Julie, after reading your reply I can some how see where you are coming from. You are only human and not jus a mom. Being a single mom is one of the hardest jobs you will ever have and it comes with a lot of responsibilities and everything is on you. I have cousins who's ex husbands flat out refuse to help out or even contribute to the well being of their child. They even ignore court orders and one actual left his job just to not pay child maintenance. That boy is also 13 years old and his poor mom has to do everything. You can see tha little boy misses his dad, he call him but the dad either promise to pick him up which seldom happens or has a sh!t load of excuses. You are overwhelmed and tired. That said your boy is still so young and very confused by the divorce and the why's and not's of his dad abandoning him. Now he tries to stay as close to you as possible out of fear that you also wants to up and leave him and in his own way he is also trying to comford you the only way how by always being around you. He can see your hurt and tired and is trying to be there for you. Remember the children is the ones who suffers the most in such cases. Your a good mom who gives a best under the most stressful and trying times. Keep strong and be there for each other. You sound like a strong women who has an off few days it is normal and you are not a bad mother. We as moms try to spread ourselves so thin for everyone without thinking twice about what we need. I think it is time you go sit down and think what you can do for yourself, be kind to Julie a bit, pamper Julie a bit you do no need money for it. Be nice to Julie and try not to be so hard on yourself. Be happy and enjoy your sons childhood before you know it will be over and he will be out and making a life for himself.

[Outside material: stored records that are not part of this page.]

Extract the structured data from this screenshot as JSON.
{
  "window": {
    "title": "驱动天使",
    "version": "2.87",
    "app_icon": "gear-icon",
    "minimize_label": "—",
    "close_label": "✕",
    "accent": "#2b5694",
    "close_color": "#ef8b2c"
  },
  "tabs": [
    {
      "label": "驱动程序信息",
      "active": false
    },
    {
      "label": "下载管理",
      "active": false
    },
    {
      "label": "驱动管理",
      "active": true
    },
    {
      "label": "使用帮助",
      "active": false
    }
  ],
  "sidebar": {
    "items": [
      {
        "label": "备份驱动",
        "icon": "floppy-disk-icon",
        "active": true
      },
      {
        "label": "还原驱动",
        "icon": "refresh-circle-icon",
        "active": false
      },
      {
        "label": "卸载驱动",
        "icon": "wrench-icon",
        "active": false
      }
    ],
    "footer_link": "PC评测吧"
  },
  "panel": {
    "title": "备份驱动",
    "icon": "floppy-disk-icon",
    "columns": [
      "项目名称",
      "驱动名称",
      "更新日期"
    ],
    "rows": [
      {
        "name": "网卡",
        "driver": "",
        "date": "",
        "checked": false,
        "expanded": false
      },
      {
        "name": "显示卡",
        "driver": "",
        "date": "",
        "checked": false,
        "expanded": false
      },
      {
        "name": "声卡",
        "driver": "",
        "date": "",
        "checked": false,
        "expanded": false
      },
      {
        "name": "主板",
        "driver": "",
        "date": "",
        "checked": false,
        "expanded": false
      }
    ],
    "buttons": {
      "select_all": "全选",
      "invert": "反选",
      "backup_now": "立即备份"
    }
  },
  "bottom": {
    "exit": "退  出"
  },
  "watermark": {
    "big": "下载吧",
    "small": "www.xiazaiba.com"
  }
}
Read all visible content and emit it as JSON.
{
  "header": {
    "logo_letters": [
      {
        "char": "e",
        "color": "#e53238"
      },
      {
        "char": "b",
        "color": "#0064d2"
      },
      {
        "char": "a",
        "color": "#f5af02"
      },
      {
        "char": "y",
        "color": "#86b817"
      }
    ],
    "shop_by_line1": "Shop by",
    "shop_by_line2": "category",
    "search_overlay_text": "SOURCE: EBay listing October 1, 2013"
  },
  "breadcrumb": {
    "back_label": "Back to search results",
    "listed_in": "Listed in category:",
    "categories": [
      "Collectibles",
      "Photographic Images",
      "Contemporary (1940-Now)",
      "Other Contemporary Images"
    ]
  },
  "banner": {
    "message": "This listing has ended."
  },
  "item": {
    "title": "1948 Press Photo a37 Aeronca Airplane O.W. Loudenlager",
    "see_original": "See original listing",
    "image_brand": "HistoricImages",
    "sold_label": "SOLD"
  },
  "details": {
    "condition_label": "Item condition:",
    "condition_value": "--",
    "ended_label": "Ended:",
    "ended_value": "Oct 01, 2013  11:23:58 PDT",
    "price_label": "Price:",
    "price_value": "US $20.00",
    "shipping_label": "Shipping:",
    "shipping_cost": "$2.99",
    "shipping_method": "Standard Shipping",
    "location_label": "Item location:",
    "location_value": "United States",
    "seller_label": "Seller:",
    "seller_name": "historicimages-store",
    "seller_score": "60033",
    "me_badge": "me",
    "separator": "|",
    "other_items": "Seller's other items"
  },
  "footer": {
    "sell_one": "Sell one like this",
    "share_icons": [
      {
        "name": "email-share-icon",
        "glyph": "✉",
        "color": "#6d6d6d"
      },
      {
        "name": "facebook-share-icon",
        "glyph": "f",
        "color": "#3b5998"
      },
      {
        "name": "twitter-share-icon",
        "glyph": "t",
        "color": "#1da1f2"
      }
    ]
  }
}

Posted by: Phil | 2017/10/23

Maybe try and post only once, with all your questions?

Reply to Phil
Posted by: Anonymous | 2017/10/23

He is still very young, Julie. I think you have a hormonal imbalance go and speak with your gynaecologist about either giving you a new hormonal tablet or something. Please do not take it out on your son. My son will be 14 soon and he loves being home, reading, watching TV or playing games. He loves hiking and cycling as well and his new addition running few kilometres. Your son knows and can feel you want to cut him loose, so the more you pulling away the more he will letch onto you. Go and have a sit down with him and have an open and honest conversation with him. Hear him out before you jump in and mess things up. I always make sure that my son has that platform to express himself and knows I will listen to him. Communication is so vital at this stage of their lives. Find that mid way that will help both of you so the two of you can co exist in a healthy environment.

Reply to Anonymous
Posted by: ED | 2017/10/23

Wow ... shame on you, you are doing your child an injustice. He needs love and attention not screaming and apron string cutting. Look for the fault by yourself and not by him.